Gründerjahre – Nell’Ottocento gli “anni dei padri fondatori”,  la fase della grande industrializzazione tedesca e austriaca, 1840-1870. Heidegger li critica, “Introduzione alla filosofia. Pensare e poetare”, 91: “È l’epoca dei Gründerjahre, in cui tutto quanto, in fondo senza un terreno solido e senza rendersi conto di nulla, correva dietro ala crescita, al progresso e ala prosperità,  per emulare su piccola scala gli Inglesi e conquistare dall’oggi al domani una posizione mondiale per la quale mancavano tutti i presupposti, e che soprattutto – qui come là, in Inghilterra e ovunque, riposa su un mondo divenuto fragile, per il quale l’unica filosofia è il «darwinismo», con la sua dottrina della «lotta per l’esistenza» e della selezione  naturale e artificiale del più forte”.
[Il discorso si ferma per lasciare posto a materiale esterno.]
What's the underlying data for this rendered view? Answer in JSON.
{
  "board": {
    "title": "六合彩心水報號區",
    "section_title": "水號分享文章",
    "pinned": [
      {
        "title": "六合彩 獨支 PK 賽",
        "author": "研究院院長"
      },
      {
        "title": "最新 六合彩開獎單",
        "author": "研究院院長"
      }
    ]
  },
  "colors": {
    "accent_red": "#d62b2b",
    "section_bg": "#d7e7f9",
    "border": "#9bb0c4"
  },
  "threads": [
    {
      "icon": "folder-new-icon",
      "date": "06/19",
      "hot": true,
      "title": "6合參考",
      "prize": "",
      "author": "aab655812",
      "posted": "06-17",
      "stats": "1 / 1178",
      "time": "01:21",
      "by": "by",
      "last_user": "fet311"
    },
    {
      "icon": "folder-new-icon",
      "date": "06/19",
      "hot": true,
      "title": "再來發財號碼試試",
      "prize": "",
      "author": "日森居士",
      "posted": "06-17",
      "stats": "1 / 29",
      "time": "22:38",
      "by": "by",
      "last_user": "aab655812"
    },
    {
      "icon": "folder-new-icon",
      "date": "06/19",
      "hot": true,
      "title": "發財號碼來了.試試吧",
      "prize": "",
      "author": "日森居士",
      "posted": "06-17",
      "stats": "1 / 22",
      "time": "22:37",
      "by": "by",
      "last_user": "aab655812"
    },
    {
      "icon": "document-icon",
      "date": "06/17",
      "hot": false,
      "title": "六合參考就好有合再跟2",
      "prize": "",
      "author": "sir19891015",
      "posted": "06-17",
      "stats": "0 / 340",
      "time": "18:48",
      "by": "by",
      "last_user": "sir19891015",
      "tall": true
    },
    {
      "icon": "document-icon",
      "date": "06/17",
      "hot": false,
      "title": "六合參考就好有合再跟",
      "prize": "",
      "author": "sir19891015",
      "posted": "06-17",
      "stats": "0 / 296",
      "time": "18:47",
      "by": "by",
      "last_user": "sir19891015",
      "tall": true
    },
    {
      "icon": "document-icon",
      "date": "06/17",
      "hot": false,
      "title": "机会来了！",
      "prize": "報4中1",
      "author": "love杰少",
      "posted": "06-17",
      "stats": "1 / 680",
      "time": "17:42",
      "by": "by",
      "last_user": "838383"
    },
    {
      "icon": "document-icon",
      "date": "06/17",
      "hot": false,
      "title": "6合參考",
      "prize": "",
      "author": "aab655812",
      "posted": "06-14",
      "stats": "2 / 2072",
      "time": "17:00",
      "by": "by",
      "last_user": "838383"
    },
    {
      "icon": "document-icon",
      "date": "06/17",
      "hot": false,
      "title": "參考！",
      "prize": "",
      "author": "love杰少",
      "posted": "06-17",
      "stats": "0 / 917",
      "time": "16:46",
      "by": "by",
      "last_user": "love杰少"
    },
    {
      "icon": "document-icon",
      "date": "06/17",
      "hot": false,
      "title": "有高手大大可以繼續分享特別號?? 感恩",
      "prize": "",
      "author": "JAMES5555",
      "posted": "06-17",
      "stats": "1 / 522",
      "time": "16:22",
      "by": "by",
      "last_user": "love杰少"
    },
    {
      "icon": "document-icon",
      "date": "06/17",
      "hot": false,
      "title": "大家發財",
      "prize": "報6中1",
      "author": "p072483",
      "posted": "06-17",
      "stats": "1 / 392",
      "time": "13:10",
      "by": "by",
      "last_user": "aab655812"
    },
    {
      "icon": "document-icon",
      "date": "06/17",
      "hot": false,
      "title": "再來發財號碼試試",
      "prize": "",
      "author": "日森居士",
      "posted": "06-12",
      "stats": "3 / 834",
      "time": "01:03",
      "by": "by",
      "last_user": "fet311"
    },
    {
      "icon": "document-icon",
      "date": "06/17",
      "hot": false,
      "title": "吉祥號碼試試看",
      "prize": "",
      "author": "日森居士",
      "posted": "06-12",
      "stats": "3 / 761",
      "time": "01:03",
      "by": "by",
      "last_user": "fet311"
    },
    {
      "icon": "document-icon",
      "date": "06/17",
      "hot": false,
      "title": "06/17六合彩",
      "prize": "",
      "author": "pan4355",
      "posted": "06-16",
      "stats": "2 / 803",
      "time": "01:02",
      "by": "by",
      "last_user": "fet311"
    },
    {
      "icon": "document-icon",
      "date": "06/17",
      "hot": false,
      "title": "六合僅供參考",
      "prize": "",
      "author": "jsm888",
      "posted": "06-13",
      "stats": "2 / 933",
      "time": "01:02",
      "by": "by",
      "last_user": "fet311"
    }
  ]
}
Latino – Molto studiato in Germania, incontra in Germania anche la più forte ostilità, di solito in toni e perfino in termini razzisti. Da Lutero a Thomas Mann e fino a Hans-Werner Sinn, l’economista che ha promosso con Deutsche Bank una campagna anti-“latina” (comprendendovi anche la Grecia…: latino come mediterraneo) nella crisi dell’euro dei primi anni 2010.
Nella sua immensa opera Heidegger si fa quasi un proposito di non evocare mai la latinità. E quando gli occorre, quando ha bisogno di termini o concetti latini, non li contesta lizza – mai.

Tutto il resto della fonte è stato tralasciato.